Google Cloud STS provides options to move data between buckets or from other cloud providers. Users can schedule recurring or one-time STS jobs to move data for data backup, synchronization, and replication. As a managed service, STS provides some metrics out of box in Cloud Monitoring. However, there are many use cases for which users need to create their own metrics as provided could metrics are not adequate, and the metrics often need to be ingested into monitoring systems other than Cloud Monitoring. The example demonstrates how STS metrics can be instrumented using STS notification and exported to Prometheus format for ingestion to monitoring systems that support the format.
The example is a Java application and you can run it locally. The app uses OpenCensus metrics framework and its Prometheus exporter. There are two main threads when the app runs:
- JobGeneration -- Generate X number of immediately run STS jobs every Y seconds.
- NotificationHandler -- Subscribe to STS notification pubsub topic. Process notifications and record the time series data point. There are no objects in the source bucket, hence the operation completes in sub second with 0 objects and 0 bytes. For demo purpose, to show more meaningful metrics, values objects number, bytes, and latency obtained from the notification are over written with randomization.
The app exposes Prometheus formatted metrics via /metrics endpoint.
The app collects the following metrics for demonstration purpose:
- Operation Number -- The number of operations. When a STS job runs, it's known as an operation.

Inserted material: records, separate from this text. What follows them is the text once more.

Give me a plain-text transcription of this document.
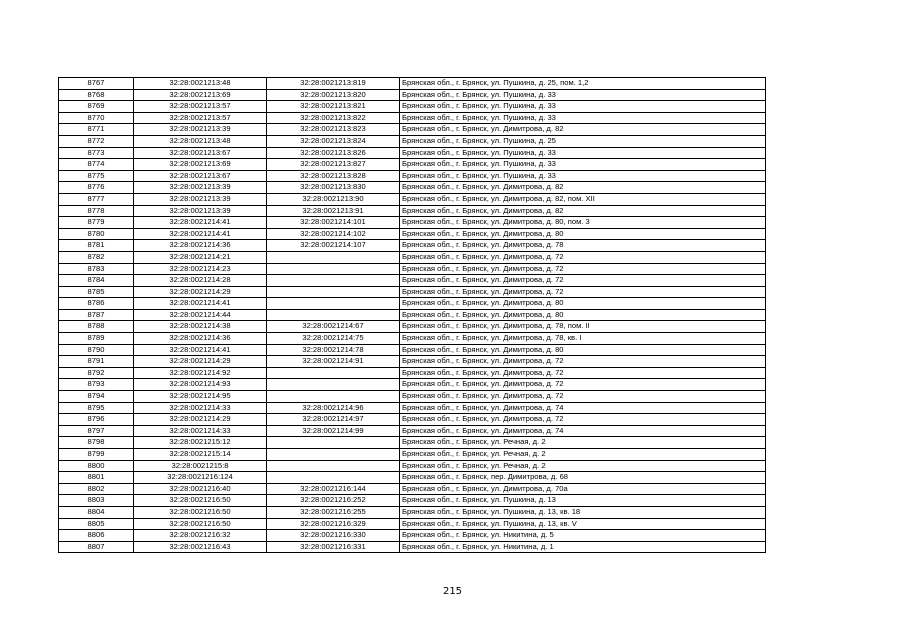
8767	32:28:0021213:48	32:28:0021213:819	Брянская обл., г. Брянск, ул. Пушкина, д. 25, пом. 1,2
8768	32:28:0021213:69	32:28:0021213:820	Брянская обл., г. Брянск, ул. Пушкина, д. 33
8769	32:28:0021213:57	32:28:0021213:821	Брянская обл., г. Брянск, ул. Пушкина, д. 33
8770	32:28:0021213:57	32:28:0021213:822	Брянская обл., г. Брянск, ул. Пушкина, д. 33
8771	32:28:0021213:39	32:28:0021213:823	Брянская обл., г. Брянск, ул. Димитрова, д. 82
8772	32:28:0021213:48	32:28:0021213:824	Брянская обл., г. Брянск, ул. Пушкина, д. 25
8773	32:28:0021213:67	32:28:0021213:826	Брянская обл., г. Брянск, ул. Пушкина, д. 33
8774	32:28:0021213:69	32:28:0021213:827	Брянская обл., г. Брянск, ул. Пушкина, д. 33
8775	32:28:0021213:67	32:28:0021213:828	Брянская обл., г. Брянск, ул. Пушкина, д. 33
8776	32:28:0021213:39	32:28:0021213:830	Брянская обл., г. Брянск, ул. Димитрова, д. 82
8777	32:28:0021213:39	32:28:0021213:90	Брянская обл., г. Брянск, ул. Димитрова, д. 82, пом. XII
8778	32:28:0021213:39	32:28:0021213:91	Брянская обл., г. Брянск, ул. Димитрова, д. 82
8779	32:28:0021214:41	32:28:0021214:101	Брянская обл., г. Брянск, ул. Димитрова, д. 80, пом. 3
8780	32:28:0021214:41	32:28:0021214:102	Брянская обл., г. Брянск, ул. Димитрова, д. 80
8781	32:28:0021214:36	32:28:0021214:107	Брянская обл., г. Брянск, ул. Димитрова, д. 78
8782	32:28:0021214:21		Брянская обл., г. Брянск, ул. Димитрова, д. 72
8783	32:28:0021214:23		Брянская обл., г. Брянск, ул. Димитрова, д. 72
8784	32:28:0021214:28		Брянская обл., г. Брянск, ул. Димитрова, д. 72
8785	32:28:0021214:29		Брянская обл., г. Брянск, ул. Димитрова, д. 72
8786	32:28:0021214:41		Брянская обл., г. Брянск, ул. Димитрова, д. 80
8787	32:28:0021214:44		Брянская обл., г. Брянск, ул. Димитрова, д. 80
8788	32:28:0021214:38	32:28:0021214:67	Брянская обл., г. Брянск, ул. Димитрова, д. 78, пом. II
8789	32:28:0021214:36	32:28:0021214:75	Брянская обл., г. Брянск, ул. Димитрова, д. 78, кв. I
8790	32:28:0021214:41	32:28:0021214:78	Брянская обл., г. Брянск, ул. Димитрова, д. 80
8791	32:28:0021214:29	32:28:0021214:91	Брянская обл., г. Брянск, ул. Димитрова, д. 72
8792	32:28:0021214:92		Брянская обл., г. Брянск, ул. Димитрова, д. 72
8793	32:28:0021214:93		Брянская обл., г. Брянск, ул. Димитрова, д. 72
8794	32:28:0021214:95		Брянская обл., г. Брянск, ул. Димитрова, д. 72
8795	32:28:0021214:33	32:28:0021214:96	Брянская обл., г. Брянск, ул. Димитрова, д. 74
8796	32:28:0021214:29	32:28:0021214:97	Брянская обл., г. Брянск, ул. Димитрова, д. 72
8797	32:28:0021214:33	32:28:0021214:99	Брянская обл., г. Брянск, ул. Димитрова, д. 74
8798	32:28:0021215:12		Брянская обл., г. Брянск, ул. Речная, д. 2
8799	32:28:0021215:14		Брянская обл., г. Брянск, ул. Речная, д. 2
8800	32:28:0021215:8		Брянская обл., г. Брянск, ул. Речная, д. 2
8801	32:28:0021216:124		Брянская обл., г. Брянск, пер. Димитрова, д. 68
8802	32:28:0021216:40	32:28:0021216:144	Брянская обл., г. Брянск, ул. Димитрова, д. 70а
8803	32:28:0021216:50	32:28:0021216:252	Брянская обл., г. Брянск, ул. Пушкина, д. 13
8804	32:28:0021216:50	32:28:0021216:255	Брянская обл., г. Брянск, ул. Пушкина, д. 13, кв. 18
8805	32:28:0021216:50	32:28:0021216:329	Брянская обл., г. Брянск, ул. Пушкина, д. 13, кв. V
8806	32:28:0021216:32	32:28:0021216:330	Брянская обл., г. Брянск, ул. Никитина, д. 5
8807	32:28:0021216:43	32:28:0021216:331	Брянская обл., г. Брянск, ул. Никитина, д. 1
215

- Operation Latency -- The time it takes to complete an operation.
- Object Number - The number of objects copied from source to destination per operation.
- Bytes -- The number of bytes copied from source to destination per operation.

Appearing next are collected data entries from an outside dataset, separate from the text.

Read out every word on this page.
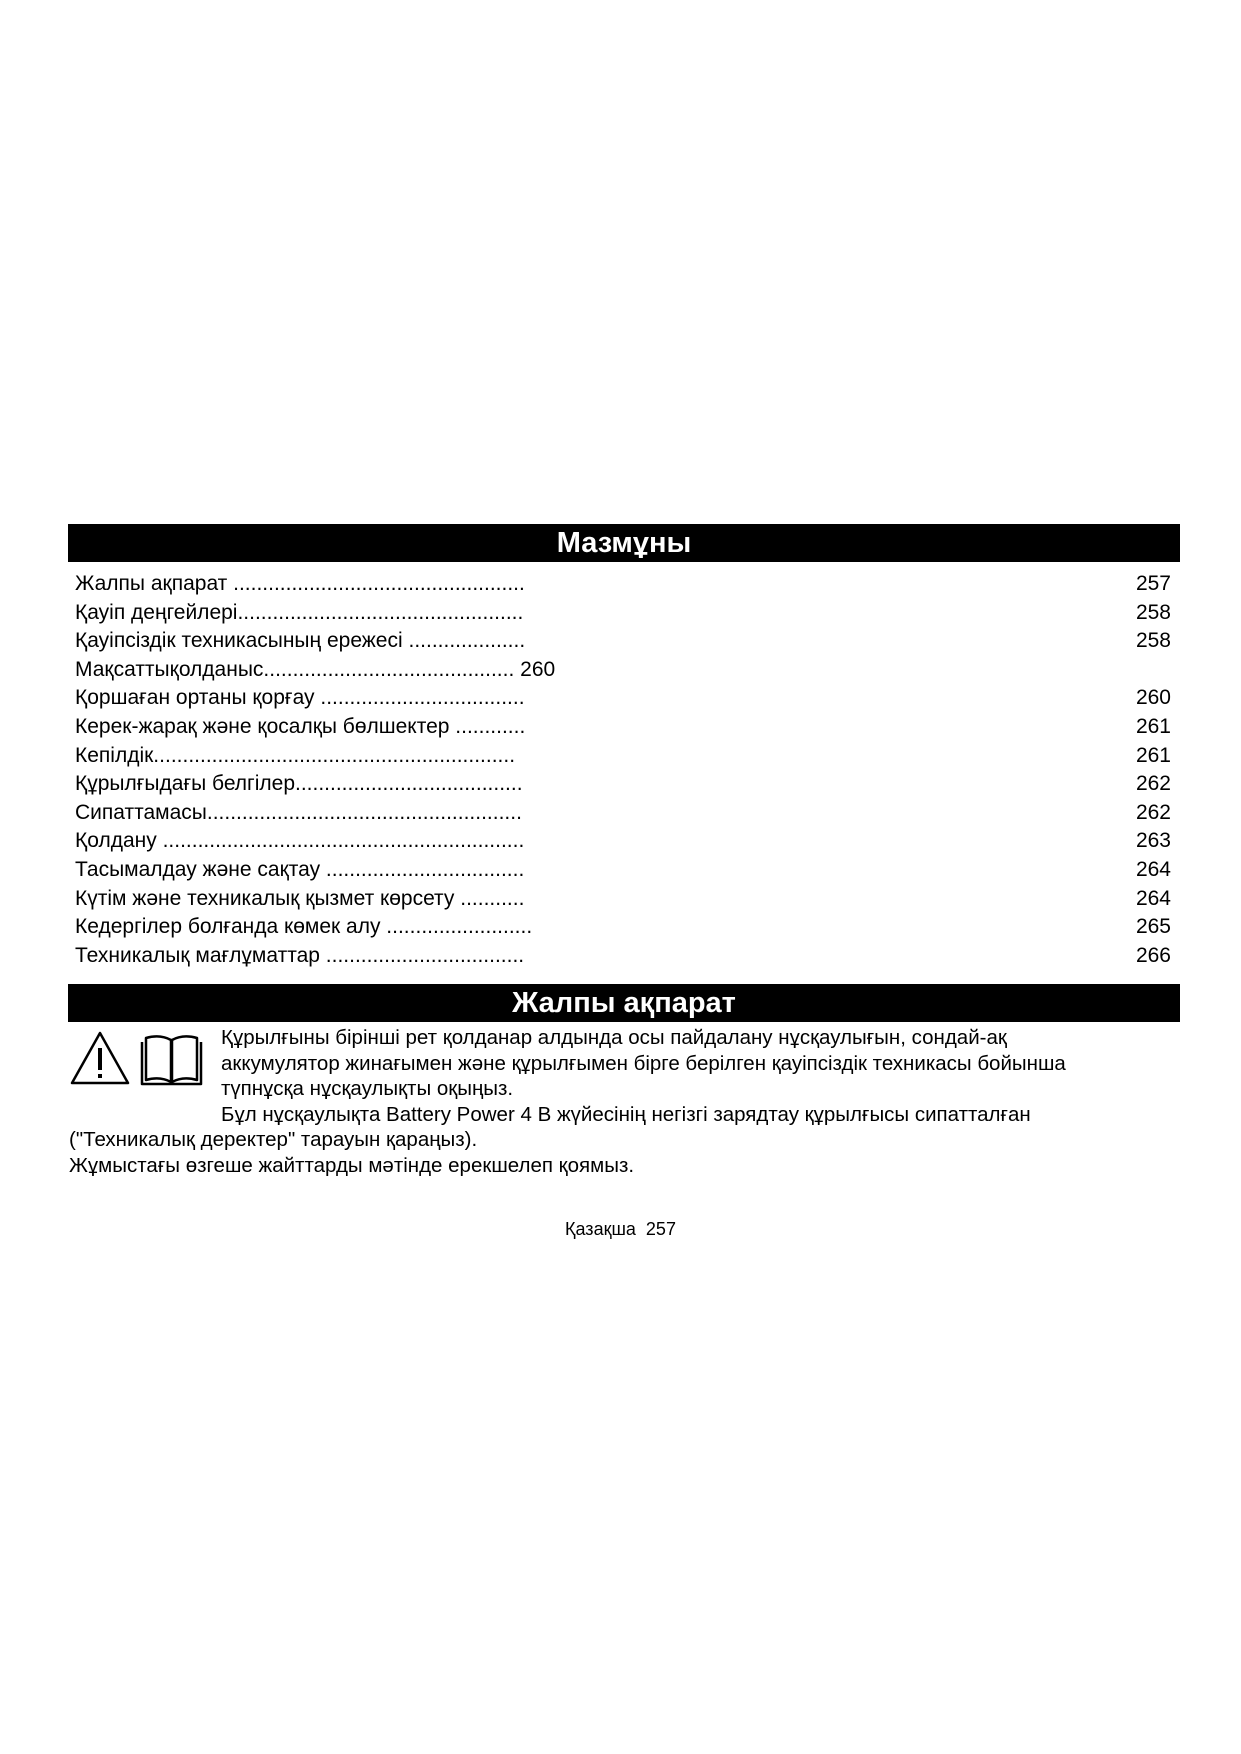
Мазмұны
Жалпы ақпарат ..................................................	257
Қауіп деңгейлері.................................................	258
Қауіпсіздік техникасының ережесі ....................	258
Мақсаттықолданыс........................................... 260
Қоршаған ортаны қорғау ...................................	260
Керек-жарақ және қосалқы бөлшектер ............	261
Кепілдік..............................................................	261
Құрылғыдағы белгілер.......................................	262
Сипаттамасы......................................................	262
Қолдану ..............................................................	263
Тасымалдау және сақтау ..................................	264
Күтім және техникалық қызмет көрсету ...........	264
Кедергілер болғанда көмек алу .........................	265
Техникалық мағлұматтар ..................................	266
Жалпы ақпарат
Құрылғыны бірінші рет қолданар алдында осы пайдалану нұсқаулығын, сондай-ақ
аккумулятор жинағымен және құрылғымен бірге берілген қауіпсіздік техникасы бойынша
түпнұсқа нұсқаулықты оқыңыз.
Бұл нұсқаулықта Battery Power 4 В жүйесінің негізгі зарядтау құрылғысы сипатталған
("Техникалық деректер" тарауын қараңыз).
Жұмыстағы өзгеше жайттарды мәтінде ерекшелеп қоямыз.
Қазақша 257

All the metrics have the following tags(labels):
- Project ID -- GCP project in which STS jobs are configured and run.
- Source Bucket -- Where source data reside.

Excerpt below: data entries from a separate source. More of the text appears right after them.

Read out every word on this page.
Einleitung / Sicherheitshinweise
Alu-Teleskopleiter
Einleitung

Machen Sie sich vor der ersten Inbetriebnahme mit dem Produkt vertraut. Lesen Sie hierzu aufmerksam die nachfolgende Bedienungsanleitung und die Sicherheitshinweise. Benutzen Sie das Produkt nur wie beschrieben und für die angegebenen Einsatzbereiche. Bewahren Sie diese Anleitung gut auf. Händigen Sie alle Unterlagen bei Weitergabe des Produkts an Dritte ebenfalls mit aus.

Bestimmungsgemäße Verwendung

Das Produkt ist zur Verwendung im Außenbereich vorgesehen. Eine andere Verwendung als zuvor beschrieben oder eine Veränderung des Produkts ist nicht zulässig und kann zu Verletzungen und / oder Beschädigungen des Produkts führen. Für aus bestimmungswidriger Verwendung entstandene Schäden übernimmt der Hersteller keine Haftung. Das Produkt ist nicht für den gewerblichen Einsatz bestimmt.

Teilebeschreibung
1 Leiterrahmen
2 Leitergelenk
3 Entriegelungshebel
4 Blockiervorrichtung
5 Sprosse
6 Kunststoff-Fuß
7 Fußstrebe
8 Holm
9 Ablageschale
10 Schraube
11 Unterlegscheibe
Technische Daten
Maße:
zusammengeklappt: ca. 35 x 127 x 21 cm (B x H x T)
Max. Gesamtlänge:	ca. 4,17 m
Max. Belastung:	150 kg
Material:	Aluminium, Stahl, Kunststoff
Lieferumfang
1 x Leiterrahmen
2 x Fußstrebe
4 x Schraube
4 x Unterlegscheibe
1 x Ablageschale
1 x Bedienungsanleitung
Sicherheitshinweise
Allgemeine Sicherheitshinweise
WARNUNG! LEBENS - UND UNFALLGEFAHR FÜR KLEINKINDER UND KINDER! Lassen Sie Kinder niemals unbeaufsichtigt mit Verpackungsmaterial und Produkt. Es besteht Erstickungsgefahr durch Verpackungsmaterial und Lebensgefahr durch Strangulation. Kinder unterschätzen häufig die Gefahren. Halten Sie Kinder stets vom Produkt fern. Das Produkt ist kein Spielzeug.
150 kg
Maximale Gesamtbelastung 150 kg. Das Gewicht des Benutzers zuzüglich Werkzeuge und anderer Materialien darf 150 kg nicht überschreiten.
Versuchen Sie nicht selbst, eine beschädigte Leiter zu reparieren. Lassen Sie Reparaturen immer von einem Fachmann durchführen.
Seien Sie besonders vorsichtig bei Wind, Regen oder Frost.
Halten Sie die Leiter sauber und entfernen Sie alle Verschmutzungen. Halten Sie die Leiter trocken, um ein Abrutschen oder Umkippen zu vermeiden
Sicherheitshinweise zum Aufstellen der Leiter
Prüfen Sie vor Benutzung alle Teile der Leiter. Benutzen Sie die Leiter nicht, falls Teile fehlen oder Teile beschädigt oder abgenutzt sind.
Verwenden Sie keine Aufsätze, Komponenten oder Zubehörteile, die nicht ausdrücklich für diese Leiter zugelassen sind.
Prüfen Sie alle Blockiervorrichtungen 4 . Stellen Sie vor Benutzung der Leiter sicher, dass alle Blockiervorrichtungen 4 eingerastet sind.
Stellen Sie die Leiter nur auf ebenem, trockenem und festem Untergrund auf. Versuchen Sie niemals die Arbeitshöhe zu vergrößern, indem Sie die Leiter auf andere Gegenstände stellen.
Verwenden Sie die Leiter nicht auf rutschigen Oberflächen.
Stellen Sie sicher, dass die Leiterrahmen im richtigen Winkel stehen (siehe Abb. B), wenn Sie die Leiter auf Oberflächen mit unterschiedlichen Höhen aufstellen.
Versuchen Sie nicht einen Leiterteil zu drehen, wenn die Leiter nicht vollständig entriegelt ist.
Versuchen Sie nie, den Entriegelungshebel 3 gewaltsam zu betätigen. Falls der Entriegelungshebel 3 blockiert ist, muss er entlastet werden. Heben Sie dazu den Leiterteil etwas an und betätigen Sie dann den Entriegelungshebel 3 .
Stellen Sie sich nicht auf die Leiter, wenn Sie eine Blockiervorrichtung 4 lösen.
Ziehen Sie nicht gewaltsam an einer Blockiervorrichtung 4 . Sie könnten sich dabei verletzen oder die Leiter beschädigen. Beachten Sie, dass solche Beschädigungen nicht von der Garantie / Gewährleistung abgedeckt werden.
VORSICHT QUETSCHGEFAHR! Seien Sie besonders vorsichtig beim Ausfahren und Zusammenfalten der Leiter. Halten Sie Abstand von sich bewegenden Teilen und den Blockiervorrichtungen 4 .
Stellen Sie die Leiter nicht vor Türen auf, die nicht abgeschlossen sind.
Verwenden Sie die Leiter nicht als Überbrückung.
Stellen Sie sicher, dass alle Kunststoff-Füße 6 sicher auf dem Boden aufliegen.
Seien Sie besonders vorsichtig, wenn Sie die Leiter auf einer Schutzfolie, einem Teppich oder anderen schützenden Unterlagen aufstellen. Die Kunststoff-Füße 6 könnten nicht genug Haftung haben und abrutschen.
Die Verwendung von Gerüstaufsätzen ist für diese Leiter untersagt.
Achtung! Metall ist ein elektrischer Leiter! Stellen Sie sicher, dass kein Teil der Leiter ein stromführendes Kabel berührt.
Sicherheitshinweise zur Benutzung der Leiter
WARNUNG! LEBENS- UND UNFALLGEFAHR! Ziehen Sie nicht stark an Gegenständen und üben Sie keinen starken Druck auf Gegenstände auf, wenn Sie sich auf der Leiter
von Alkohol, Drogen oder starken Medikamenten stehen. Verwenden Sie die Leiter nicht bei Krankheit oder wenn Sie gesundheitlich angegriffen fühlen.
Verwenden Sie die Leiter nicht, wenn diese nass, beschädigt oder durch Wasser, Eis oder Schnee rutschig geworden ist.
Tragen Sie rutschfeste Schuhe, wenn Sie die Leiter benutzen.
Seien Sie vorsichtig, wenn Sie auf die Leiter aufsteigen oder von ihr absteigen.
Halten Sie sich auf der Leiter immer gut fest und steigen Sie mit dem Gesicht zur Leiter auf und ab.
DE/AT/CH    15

- Destination Bucket -- Where data are copied to.
- Status -- The status of the operation.
The example requires the following GCP resources in a single project:
- Source Bucket -- A GCS bucket as source
- Destination Bucket -- A GCS bucket as destination
- Pubsub Topic -- A topic for STS notifications
- Service Account
- STS Account -- The service account is created by Google when STS jobs are configured. The account should have the read permission on the source bucket and write on the destination bucket.
- App Account -- The service account that the example run as. The service account is given the permission to manage STS jobs and receive messages from the STS notification topic.
Once you have all the GCP resources created and properly configured, you can run the example as below:
- Get the repo
git clone [email protected]:GoogleCloudPlatform/professional-services.git
- Go to the root of the example
cd professional-services/examples/sts-metrics
- Update
./src/main/resources/config.properties
with your GCP resource values. - Build the jar
mvn clean install package
- Start the app
java -jar target/sts-metrics-jar-with-dependencies.jar
You can check the metric by accessing localhost:8888/metrics in your browser. You could also use the watch.sh script to poll the url periodically.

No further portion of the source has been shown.